How easy/ hard is it to maintain the organizational culture when you are pushed to send people on paid leaves, or worse, laying them off totally?

Clear communication and transparency are fundamental during these times. You have to maintain integrity and be as honest as possible, so that the employees would comprehend the reasons behind any decisions being implemented.

How can we work in an unsuitable work environment?

You must first ask yourself: what makes this environment unsuitable? By examining the values of the organization versus your own values, you will be able to determine whether there is an alignment. This will help you assess whether you want to grow with that organization or search for a new company with a different set of values.

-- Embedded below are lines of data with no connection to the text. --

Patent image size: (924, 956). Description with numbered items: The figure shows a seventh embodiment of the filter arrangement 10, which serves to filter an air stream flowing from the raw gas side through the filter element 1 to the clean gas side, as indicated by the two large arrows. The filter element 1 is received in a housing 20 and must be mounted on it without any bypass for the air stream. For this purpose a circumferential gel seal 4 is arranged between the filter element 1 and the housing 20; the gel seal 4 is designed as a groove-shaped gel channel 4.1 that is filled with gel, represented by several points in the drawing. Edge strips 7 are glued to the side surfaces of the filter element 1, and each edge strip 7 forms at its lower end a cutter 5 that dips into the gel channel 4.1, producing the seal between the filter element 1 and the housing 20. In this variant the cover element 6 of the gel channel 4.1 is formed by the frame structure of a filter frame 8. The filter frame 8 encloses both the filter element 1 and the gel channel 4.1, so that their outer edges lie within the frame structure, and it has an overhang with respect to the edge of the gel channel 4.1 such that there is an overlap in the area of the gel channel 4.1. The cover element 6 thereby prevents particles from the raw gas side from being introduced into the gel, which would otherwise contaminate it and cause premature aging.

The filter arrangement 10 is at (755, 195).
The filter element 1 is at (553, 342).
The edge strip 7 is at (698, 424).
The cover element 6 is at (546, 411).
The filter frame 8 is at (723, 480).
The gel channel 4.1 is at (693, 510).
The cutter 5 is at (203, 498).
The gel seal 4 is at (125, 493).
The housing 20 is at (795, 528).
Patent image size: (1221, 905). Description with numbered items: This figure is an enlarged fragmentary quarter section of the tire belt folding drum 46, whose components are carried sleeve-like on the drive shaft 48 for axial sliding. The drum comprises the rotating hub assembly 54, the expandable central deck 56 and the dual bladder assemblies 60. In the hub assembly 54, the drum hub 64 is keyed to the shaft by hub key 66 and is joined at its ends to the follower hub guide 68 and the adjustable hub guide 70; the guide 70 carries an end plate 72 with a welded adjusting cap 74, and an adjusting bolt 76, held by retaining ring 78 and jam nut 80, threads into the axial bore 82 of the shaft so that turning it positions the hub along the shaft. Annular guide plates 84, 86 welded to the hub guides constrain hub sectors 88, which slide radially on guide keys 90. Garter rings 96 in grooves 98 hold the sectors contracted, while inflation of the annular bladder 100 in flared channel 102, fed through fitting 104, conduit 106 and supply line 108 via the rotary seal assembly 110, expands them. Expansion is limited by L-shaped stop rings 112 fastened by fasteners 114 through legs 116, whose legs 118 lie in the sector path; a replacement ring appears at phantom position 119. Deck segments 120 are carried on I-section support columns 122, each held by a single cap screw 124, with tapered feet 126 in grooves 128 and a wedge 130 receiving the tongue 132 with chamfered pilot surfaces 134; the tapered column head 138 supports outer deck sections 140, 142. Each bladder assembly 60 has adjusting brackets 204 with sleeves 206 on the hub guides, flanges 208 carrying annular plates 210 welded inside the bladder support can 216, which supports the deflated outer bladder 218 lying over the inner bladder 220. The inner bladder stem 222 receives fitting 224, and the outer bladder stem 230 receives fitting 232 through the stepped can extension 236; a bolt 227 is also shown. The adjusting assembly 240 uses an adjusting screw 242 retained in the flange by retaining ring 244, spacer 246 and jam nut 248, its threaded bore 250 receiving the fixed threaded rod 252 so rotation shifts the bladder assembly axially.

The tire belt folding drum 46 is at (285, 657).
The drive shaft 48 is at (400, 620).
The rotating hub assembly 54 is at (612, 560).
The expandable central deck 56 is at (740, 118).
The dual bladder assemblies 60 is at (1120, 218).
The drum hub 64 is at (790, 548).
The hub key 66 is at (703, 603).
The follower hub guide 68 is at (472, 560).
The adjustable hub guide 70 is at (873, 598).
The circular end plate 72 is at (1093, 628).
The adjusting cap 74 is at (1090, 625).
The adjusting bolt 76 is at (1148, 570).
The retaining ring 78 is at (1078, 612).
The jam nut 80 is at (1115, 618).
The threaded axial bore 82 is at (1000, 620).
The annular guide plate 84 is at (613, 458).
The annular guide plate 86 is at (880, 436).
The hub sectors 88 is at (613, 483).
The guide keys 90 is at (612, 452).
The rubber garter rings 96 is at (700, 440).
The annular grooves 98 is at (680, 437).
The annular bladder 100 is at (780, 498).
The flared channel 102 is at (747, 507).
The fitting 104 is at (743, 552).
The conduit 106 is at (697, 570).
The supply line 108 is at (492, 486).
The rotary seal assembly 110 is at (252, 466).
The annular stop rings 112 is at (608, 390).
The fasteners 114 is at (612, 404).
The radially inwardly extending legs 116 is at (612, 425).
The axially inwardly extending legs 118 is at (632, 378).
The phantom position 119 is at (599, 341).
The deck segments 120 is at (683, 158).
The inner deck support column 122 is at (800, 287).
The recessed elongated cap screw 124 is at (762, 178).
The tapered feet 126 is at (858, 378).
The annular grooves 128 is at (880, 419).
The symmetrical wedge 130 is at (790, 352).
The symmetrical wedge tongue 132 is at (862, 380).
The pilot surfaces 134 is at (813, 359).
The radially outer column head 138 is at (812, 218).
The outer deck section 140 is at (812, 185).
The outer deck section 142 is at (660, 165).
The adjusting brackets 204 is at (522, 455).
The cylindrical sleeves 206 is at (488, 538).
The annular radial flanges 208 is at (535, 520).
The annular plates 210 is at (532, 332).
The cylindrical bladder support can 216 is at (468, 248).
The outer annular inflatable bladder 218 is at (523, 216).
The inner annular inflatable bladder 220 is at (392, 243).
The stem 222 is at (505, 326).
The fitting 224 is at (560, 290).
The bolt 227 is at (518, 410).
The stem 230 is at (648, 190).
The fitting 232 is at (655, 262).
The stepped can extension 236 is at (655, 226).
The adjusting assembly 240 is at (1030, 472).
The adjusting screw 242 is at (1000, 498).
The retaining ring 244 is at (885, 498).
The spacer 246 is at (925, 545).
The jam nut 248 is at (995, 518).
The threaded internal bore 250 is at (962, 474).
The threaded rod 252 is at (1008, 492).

What message can we share with our team members to keep them motivated but also productive without adding to their stress?

Do not spread false hope. Keep reminding them that this is a collective state and that we are all in this together. Call your team members and check up on them. Have online coffee breaks. Do online team building activities such as sharing some moments of gratitude.

Should we be as demanding with ourselves as in normal times with respect to efficiency and productivity?

This is an opportunity for you to work on re-balancing your wheel of life. It is OK for us to take it easy and slow down during these times, however it is equally important to create a small discipline for ourselves. Setting goals and being productive will help us avoid falling into the cycle of negative thinking.

I have the feeling that some people are not taking the work from home seriously, but rather as a vacation. But for me it’s work as usual. How can I convey the message?

As mentioned in the answer to the first question, during this phase, we have to operate in terms of projects rather than processes by grouping employees together in scrum teams, assigning them projects with deadlines, and holding them accountable.

How can we help our teams become more agile?

Upon assigning projects to different teams, it is important to schedule regular checkpoint calls to discuss progress and ask whether they need any help. It’s also highly beneficial to have regular “learning moments” together in order to develop new skills and share some knowledge. Informal online coffee breaks can also play a big role in keeping the team connected.

I feel like I have lost purpose but I can’t leave my job at this critical time. What do you suggest I do?

We highly encourage you to read about the concept of “Ikigai”. It is a Japanese concept that essentially means “a reason for being.” It revolves around the idea of seeking a purpose in everything you do in life, and will help you adapt, change and pursue your passions with purpose. 

In a normal working situation you would leave the office and get to your house and disconnect. When your house (sanctuary) becomes your office and you are by default considered reachable at all times, how do you recommend to recreate this split?

It is advisable to abide by the following steps in order to achieve this mental split: Act as if it is a normal working day, get dressed, and follow your normal morning ritual. Abide by the regular working hours and usual lunch break time. Create a designated space for work so that your mind will begin to associate that specific space as your work environment. Communicate your schedule with your family members/ roommates, in order to avoid interruptions. Practice mental stillness exercises to help you stay focused and productive.